Entgegen der Verwaltungsauffassung dürfte m. E. für die Steuerfreiheit der EPP nicht Voraussetzung sein, dass „ausschließlich“ pauschal versteuerter Arbeitslohn im VZ 2022 bezogen wird. Das Kriterium der Ausschließlichkeit ergibt sich nicht aus § 119 Abs. 1 Satz 2 EStG. Entscheidungen der FG bleiben abzuwarten.

 

Beispiel

P erzielt als selbständiger Programmierer einen steuerlichen Gewinn 2022 i.H.v. 100.000 €. P unterhält in 2022 daneben ein geringfügig entlohntes Beschäftigungsverhältnis, welches pauschal versteuert abgerechnet wird.[4] Der ArbG zahlte im Sept. 2022 die EPP an P aus.

 

Lösung

Nach Auffassung der FinVerw. ist auch in diesem Fall die EPP steuerpflichtig.[5] Die zunächst steuerfreie EPP wird über die Veranlagung steuerpflichtig. Es liegen sonstige Einkünfte gem. § 22 Nr. 3 EStG vor.[6]

 

[1]           Vgl. § 117 Abs. 1 Satz 3 EStG

[2]           Vgl. § 117 EStG

[3]           FAQ EPP unter VIII. Nr. 1

[4]           § 40a Abs. 2 EStG

[5]           FAQ EPP unter VIII. Nr. 1: zur Begründung wird auf das vorherige Beispiel verwiesen.

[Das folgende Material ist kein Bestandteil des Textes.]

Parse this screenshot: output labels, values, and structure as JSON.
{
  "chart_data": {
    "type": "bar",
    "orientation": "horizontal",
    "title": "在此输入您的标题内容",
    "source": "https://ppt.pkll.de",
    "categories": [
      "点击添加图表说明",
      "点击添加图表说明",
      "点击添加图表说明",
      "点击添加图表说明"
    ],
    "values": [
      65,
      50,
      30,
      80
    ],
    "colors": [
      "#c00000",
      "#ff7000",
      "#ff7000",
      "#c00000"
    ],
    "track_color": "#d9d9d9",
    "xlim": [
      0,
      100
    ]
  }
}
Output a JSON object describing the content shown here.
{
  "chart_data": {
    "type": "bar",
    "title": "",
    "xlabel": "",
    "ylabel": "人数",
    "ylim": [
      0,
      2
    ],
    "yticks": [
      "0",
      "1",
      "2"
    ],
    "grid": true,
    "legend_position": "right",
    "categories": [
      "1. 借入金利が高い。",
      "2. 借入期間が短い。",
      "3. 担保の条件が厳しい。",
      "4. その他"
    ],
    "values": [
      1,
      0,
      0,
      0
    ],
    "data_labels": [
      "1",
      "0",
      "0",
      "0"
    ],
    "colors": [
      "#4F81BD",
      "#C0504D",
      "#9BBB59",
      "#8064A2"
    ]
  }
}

[6]           § 119 Abs. 2 EStG

[1]           § 119 Abs. 2 EStG

[2]           So z.B. auch bei ehrenamtlich tätigen Erhebungsbeauftragten im Zusammenhang mit Zensus, deren Aufwandsentschädigungen steuerfrei bleiben (§ 20 Abs. 3 S. 2 ZensG 2022).